Jazzercise has the stigma of leotards and legwarmers, and yes, there is one women who wears a leotard but she looks as hot as someone possibly can wearing a leotard but where else can I pay $30 a month, wear wrinkly t-shirt straight off the floor of my bedroom and still not care what I look like? I need to know, are there other people embarrassed of 'how' they workout? I feel so not cool being a jazzerciser, admitting that I am one is hard. Nonetheless, I've decided that today is the day that I will come out, keepin' it real (right, Missy!) and will lift my head up, get my jazz hands out and sing along with the instructor, loudly.

Monday, June 2, 2008

just a taste

This past week, I got a taste of what it's like to have a sick child. Not just sick, but sick. Where the nurse is agreeing with you 'that those symptoms are strange' and the doctor tells you that he 'doesn't know what's wrong' with your child even after the lab results come in. Where you look in on your child four times a night, touching the top of his blanket to make sure that he is indeed still breathing. Where you find yourself tearing up at what it might be, what's the worst cause scenario; that this might be the moment I recall years later of when 'it started'. Where I begin playing in my head what's the next step, what specialist do I need to call, to see to make sure that my first born child will indeed get better.

It was luckily, just a taste. I never again want to have this bitterness of unknown in my mouth again.
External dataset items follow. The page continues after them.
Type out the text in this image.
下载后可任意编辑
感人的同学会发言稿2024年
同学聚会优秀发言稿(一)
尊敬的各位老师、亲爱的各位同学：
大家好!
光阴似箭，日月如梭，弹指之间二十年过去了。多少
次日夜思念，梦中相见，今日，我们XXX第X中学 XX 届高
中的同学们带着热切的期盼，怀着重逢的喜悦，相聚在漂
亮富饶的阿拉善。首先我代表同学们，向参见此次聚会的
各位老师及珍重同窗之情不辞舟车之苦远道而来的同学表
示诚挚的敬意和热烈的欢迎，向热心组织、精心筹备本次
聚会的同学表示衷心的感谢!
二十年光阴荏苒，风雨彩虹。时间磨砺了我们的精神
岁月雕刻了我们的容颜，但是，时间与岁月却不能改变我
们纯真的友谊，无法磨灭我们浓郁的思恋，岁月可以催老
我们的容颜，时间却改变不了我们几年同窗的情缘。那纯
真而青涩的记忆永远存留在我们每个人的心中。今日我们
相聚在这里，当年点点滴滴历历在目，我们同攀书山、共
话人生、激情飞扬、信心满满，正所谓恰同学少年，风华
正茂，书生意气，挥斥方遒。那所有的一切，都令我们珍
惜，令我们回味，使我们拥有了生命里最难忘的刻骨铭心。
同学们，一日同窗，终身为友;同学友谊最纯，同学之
My heart aches for those families that don't have this, that actually do have a sick child. It makes me think of the fourth floor of the hospital that I volunteer at. Those child-size hospital beds surrounded by cheery motifs, those incubators that are sectioned off in entire rooms, with only them and rocking chairs. I wish that the 'fourth floor' never existed.

At this time, we think that it's just a milk allergy, an intolerance or something along that lines. Something not so significant in scheme of what-could-be's. Today, he is a happy, running wild child. I hope and pray that he continues to only get a good taste of childhood.